Capital Clean Energy  vs.  Tesla Inc

 Performance 
       Timeline  
Capital Clean Energy 

Risk-Adjusted Performance

3 of 100

 
Weak
 
Strong
Insignificant
Compared to the overall equity markets, risk-adjusted returns on investments in Capital Clean Energy are ranked lower than 3 (%) of all global equities and portfolios over the last 90 days. In spite of rather sound technical and fundamental indicators, Capital Clean is not utilizing all of its potentials. The latest stock price tumult, may contribute to shorter-term losses for the shareholders.
Tesla Inc 

Risk-Adjusted Performance

14 of 100

 
Weak
 
Strong
Good
Compared to the overall equity markets, risk-adjusted returns on investments in Tesla Inc are ranked lower than 14 (%) of all global equities and portfolios over the last 90 days. Despite somewhat abnormal essential indicators, Tesla sustained solid returns over the last few months and may actually be approaching a breakup point.

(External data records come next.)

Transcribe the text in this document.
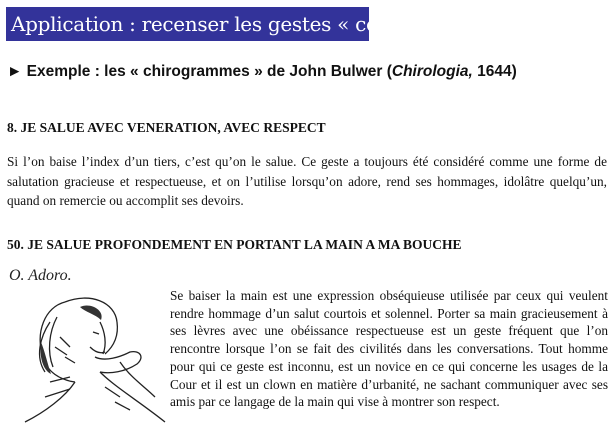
Application : recenser les gestes « courtois »
► Exemple : les « chirogrammes » de John Bulwer (Chirologia, 1644)
8. JE SALUE AVEC VENERATION, AVEC RESPECT
Si l’on baise l’index d’un tiers, c’est qu’on le salue. Ce geste a toujours été considéré comme une forme de salutation gracieuse et respectueuse, et on l’utilise lorsqu’on adore, rend ses hommages, idolâtre quelqu’un, quand on remercie ou accomplit ses devoirs.
50. JE SALUE PROFONDEMENT EN PORTANT LA MAIN A MA BOUCHE
O. Adoro.
Se baiser la main est une expression obséquieuse utilisée par ceux qui veulent rendre hommage d’un salut courtois et solennel. Porter sa main gracieusement à ses lèvres avec une obéissance respectueuse est un geste fréquent que l’on rencontre lorsque l’on se fait des civilités dans les conversations. Tout homme pour qui ce geste est inconnu, est un novice en ce qui concerne les usages de la Cour et il est un clown en matière d’urbanité, ne sachant communiquer avec ses amis par ce langage de la main qui vise à montrer son respect.
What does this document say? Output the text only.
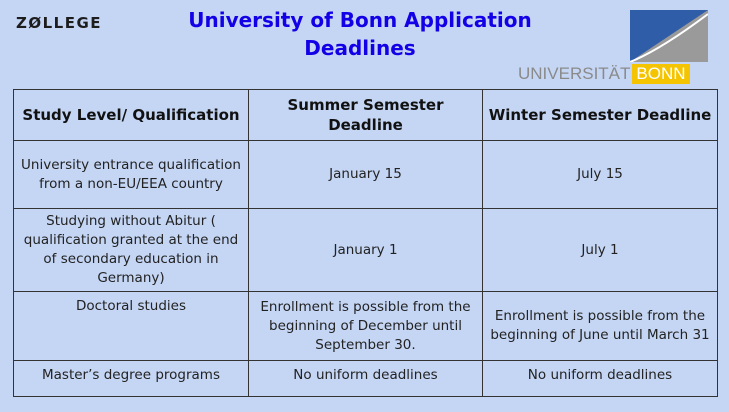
ZØLLEGE	University of Bonn Application Deadlines
UNIVERSITÄT BONN
Study Level/ Qualification	Summer Semester Deadline	Winter Semester Deadline
University entrance qualification from a non-EU/EEA country	January 15	July 15
Studying without Abitur ( qualification granted at the end of secondary education in Germany)	January 1	July 1
Doctoral studies	Enrollment is possible from the beginning of December until September 30.	Enrollment is possible from the beginning of June until March 31
Master’s degree programs	No uniform deadlines	No uniform deadlines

Capital Clean and Tesla Volatility Contrast

   Predicted Return Density   
       Returns  

Pair Trading with Capital Clean and Tesla

The main advantage of trading using opposite Capital Clean and Tesla positions is that it hedges away some unsystematic risk. Because of two separate transactions, even if Capital Clean position performs unexpectedly, Tesla can make up some of the losses. Pair trading also minimizes risk from directional movements in the market. For example, if an entire industry or sector drops because of unexpected headlines, the short position in Tesla will offset losses from the drop in Tesla's long position.
The idea behind Capital Clean Energy and Tesla Inc pairs trading is to make the combined position market-neutral, meaning the overall market's direction will not affect its win or loss (or potential downside or upside). This can be achieved by designing a pairs trade with two highly correlated stocks or equities that operate in a similar space or sector, making it possible to obtain profits through simple and relatively low-risk investment.
Check out your portfolio center.
Note that this page's information should be used as a complementary analysis to find the right mix of equity instruments to add to your existing portfolios or create a brand new portfolio. You can also try the Stock Tickers module to use high-impact, comprehensive, and customizable stock tickers that can be easily integrated to any websites.